M. Robert Del Picchia a déploré que les bénéfices retirés des droits de chancellerie ne soient pas affectés plus largement au budget du ministère des affaires étrangères.

Puis le président Xavier de Villepin s'est interrogé sur la date retenue pour la prochaine réunion du Comité interministériel pour la coopération internationale et le développement (CICID), ainsi que sur une éventuelle modification des contours de la Zone de solidarité prioritaire (ZSP). Il a fait état de ses interrogations sur la poursuite de l'action très positive entreprise par M. Jean Stock à la tête de TV5, après le récent départ de ce dernier.
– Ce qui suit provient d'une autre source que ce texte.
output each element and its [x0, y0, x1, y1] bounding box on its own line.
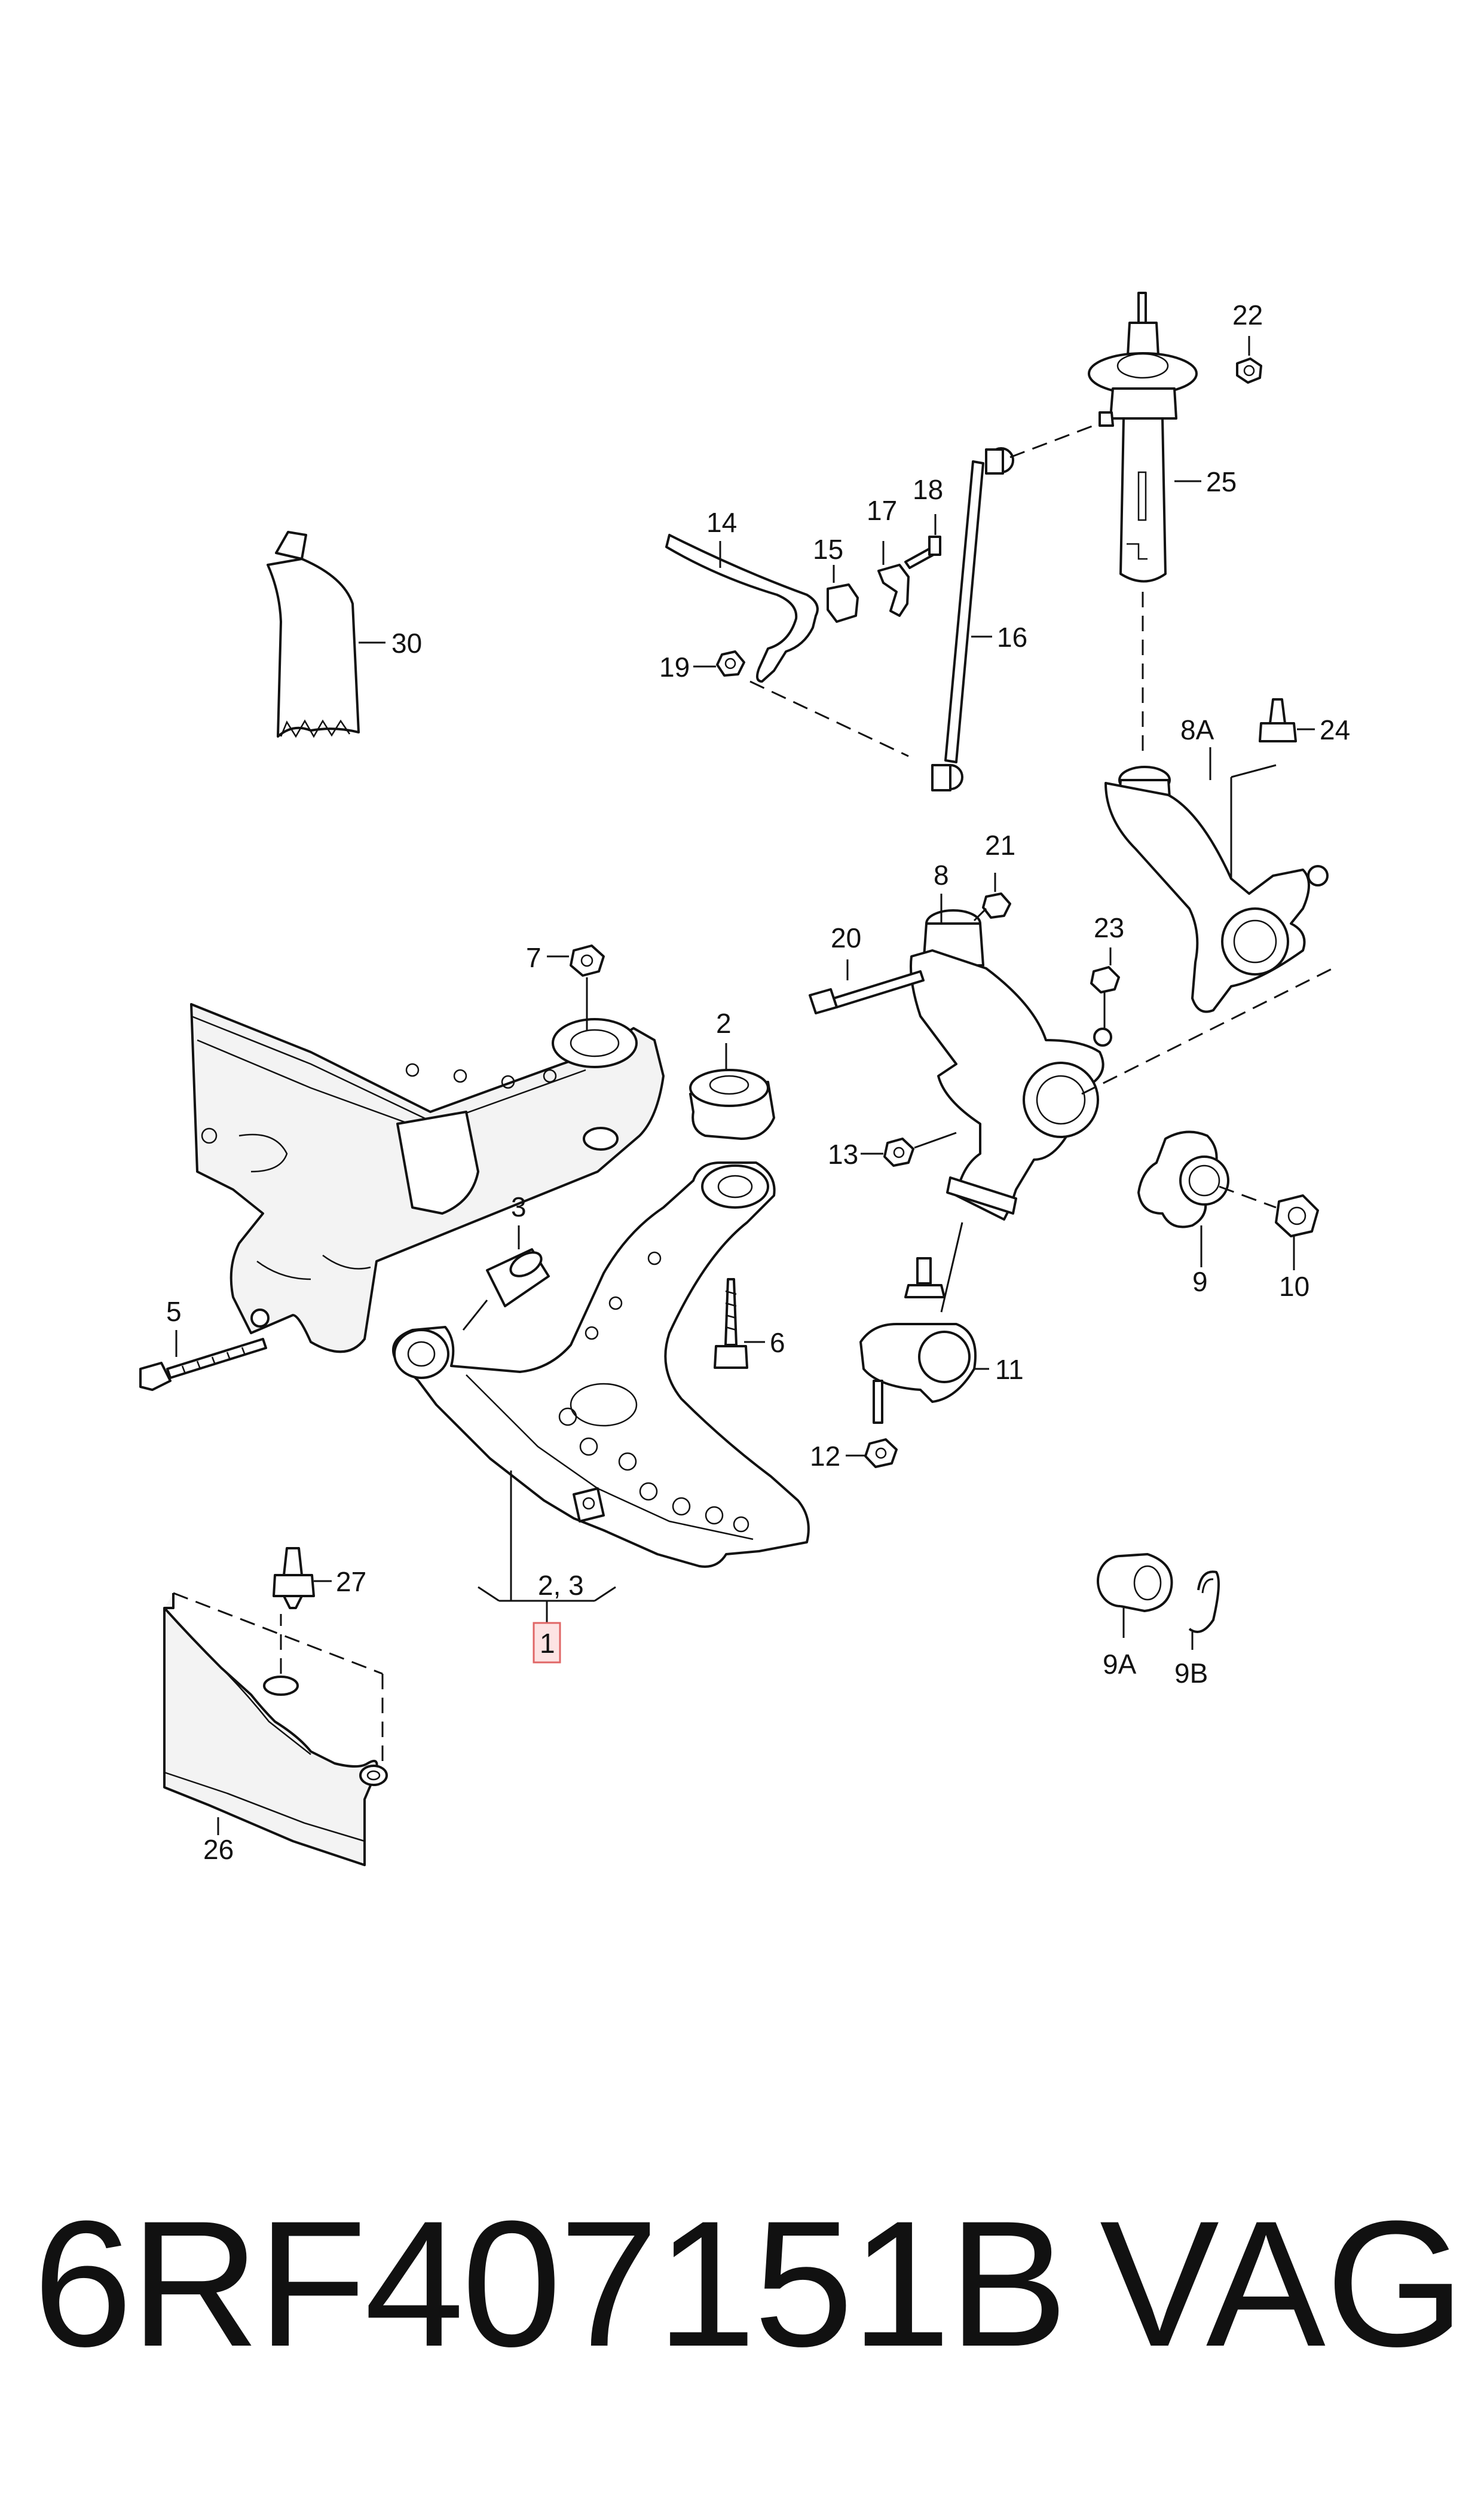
callout-22: 22	[1232, 299, 1263, 331]
nut-part-13: 13	[828, 1132, 957, 1170]
bolt-part-6: 6	[714, 1278, 785, 1369]
callout-11: 11	[995, 1354, 1024, 1385]
bolt-part-24: 24	[1259, 698, 1350, 745]
callout-1: 1	[540, 1628, 555, 1659]
callout-5: 5	[166, 1296, 182, 1327]
part-number-label: 6RF407151B	[33, 2183, 1068, 2384]
clip-part-27: 27	[273, 1547, 366, 1609]
callout-3: 3	[511, 1191, 527, 1222]
nut-part-7: 7	[526, 942, 605, 1031]
coupling-rod-part-16: 16	[931, 423, 1097, 791]
callout-26: 26	[203, 1834, 234, 1865]
bolt-part-10: 10	[1275, 1194, 1319, 1302]
callout-10: 10	[1279, 1271, 1309, 1302]
rubber-bush-part-2: 2	[689, 1008, 775, 1140]
diagram-canvas: 30 14 15 17 18 19 16	[139, 292, 1350, 1866]
callout-15: 15	[813, 534, 843, 565]
control-arm-part-1	[392, 1161, 810, 1568]
callout-7: 7	[526, 942, 541, 973]
assembly-callout-group: 2, 3 1	[478, 1471, 616, 1664]
callout-8: 8	[934, 860, 949, 891]
wheel-bearing-part-9A: 9A	[1097, 1553, 1173, 1680]
wheel-bearing-housing-part-8A: 8A	[1104, 714, 1329, 1013]
wheel-bearing-housing-part-8: 8	[910, 860, 1333, 1221]
callout-30: 30	[391, 628, 422, 659]
nut-part-21: 21	[973, 830, 1015, 922]
callout-17: 17	[867, 495, 897, 526]
callout-20: 20	[831, 922, 861, 953]
callout-18: 18	[913, 474, 943, 505]
bolt-part-5: 5	[139, 1296, 267, 1391]
brand-label: VAG	[1100, 2183, 1465, 2384]
wheel-hub-part-9: 9	[1137, 1130, 1277, 1297]
callout-25: 25	[1206, 466, 1237, 497]
nut-part-23: 23	[1090, 912, 1124, 1028]
callout-8A: 8A	[1180, 714, 1214, 745]
nut-part-12: 12	[810, 1438, 898, 1472]
callout-6: 6	[770, 1327, 785, 1358]
sleeve-part-3: 3	[462, 1191, 550, 1331]
rubber-bush-part-15: 15	[813, 534, 859, 623]
callout-27: 27	[336, 1566, 366, 1597]
callout-2: 2	[716, 1008, 732, 1039]
callout-13: 13	[828, 1139, 858, 1170]
callout-24: 24	[1320, 714, 1350, 745]
callout-16: 16	[997, 622, 1027, 653]
callout-23: 23	[1094, 912, 1124, 943]
callout-12: 12	[810, 1441, 840, 1472]
callout-19: 19	[659, 652, 690, 683]
callout-2-3: 2, 3	[538, 1570, 584, 1601]
callout-9A: 9A	[1103, 1649, 1137, 1680]
nut-part-22: 22	[1232, 299, 1263, 384]
callout-14: 14	[706, 507, 737, 538]
callout-9: 9	[1192, 1266, 1208, 1297]
bolt-part-18: 18	[904, 474, 943, 569]
shock-absorber-part-25: 25	[1088, 292, 1237, 759]
bolt-part-20: 20	[809, 922, 925, 1014]
grease-tube-part-30: 30	[267, 531, 422, 738]
callout-21: 21	[985, 830, 1015, 861]
underbody-panel-part-26: 26	[163, 1592, 388, 1866]
stabilizer-bar-part-14: 14	[665, 507, 819, 683]
clamp-part-17: 17	[867, 495, 910, 617]
circlip-part-9B: 9B	[1174, 1570, 1220, 1689]
nut-part-19: 19	[659, 650, 909, 757]
callout-1-highlight-box[interactable]	[533, 1622, 561, 1664]
callout-9B: 9B	[1174, 1658, 1208, 1689]
subframe-crossmember	[190, 1003, 665, 1353]
ball-joint-part-11: 11	[859, 1222, 1024, 1424]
En réponse, M. Hubert Védrine a apporté les précisions suivantes :

- les attentats du 11 septembre dernier ont entraîné une coopération européenne accrue dans les domaines de la justice et de la police, mais ce renforcement au sein de l'Union européenne rendra sans doute plus difficiles les négociations en vue de son élargissement ;

- les événements qui ont agité la récente conférence réunie par l'ONU sur le thème du racisme à Durban ont confirmé les interrogations que l'on pouvait avoir sur certaines ONG, même si celles-ci répondaient, a-t-il précisé à M. Xavier de Villepin, président, aux critères d'accréditation définis par les Nations unies ;

Puis M. Charles Josselin a souligné que :

- le rôle du pôle français dans le rayonnement de TV5 dans le monde avait en effet été consolidé par l'action de M. Jean Stock. Sur TV5 Amérique, il restait à augmenter le nombre d'abonnés aux Etats-Unis ;

- la part des élèves français dans le réseau des établissements dépendant de l'AEFE a crû de 39 % en 1993 à 45 % en 2001, évolution qui permet de stabiliser les frais d'écolage payés par les parents français. La prise en charge des bourses destinées aux élèves français à l'étranger est l'un des objectifs des discussions en cours entre les ministères de l'éducation nationale et des affaires étrangères ;

- le rapport sur les recrutés locaux sera très prochainement transmis aux parlementaires ;

- les effectifs de l'assistance technique seront à l'avenir préservés, et les missions ponctuelles d'expertise seront favorisées dans le but de mieux répondre aux appels d'offre internationaux passés en la matière ;

- les crédits alloués au fonds de solidarité prioritaire baissent, certes, en autorisations de programme, mais enregistrent une croissance de 35 millions de francs en crédits de paiement ;

- le redéploiement vers l'Europe centrale des effectifs de coopération militaire est maintenant achevé. S'agissant du continent africain, les actions multilatérales seront favorisées, notamment au travers des écoles de formation ;

- les droits de chancellerie sont désormais budgétés à hauteur de 30 % au profit du ministère des affaires étrangères ;

- un prochain CICID se réunira d'ici à la fin de l'année, et pourrait redessiner les contours de la ZSP pour prendre en compte certaines remarques formulées par le Groupe d'action financière internationale (GAFI) ;

- des propositions ont été récemment faites par la France en direction des pays africains pour les soutenir dans leur effort de lutte contre le terrorisme et les trafics financiers.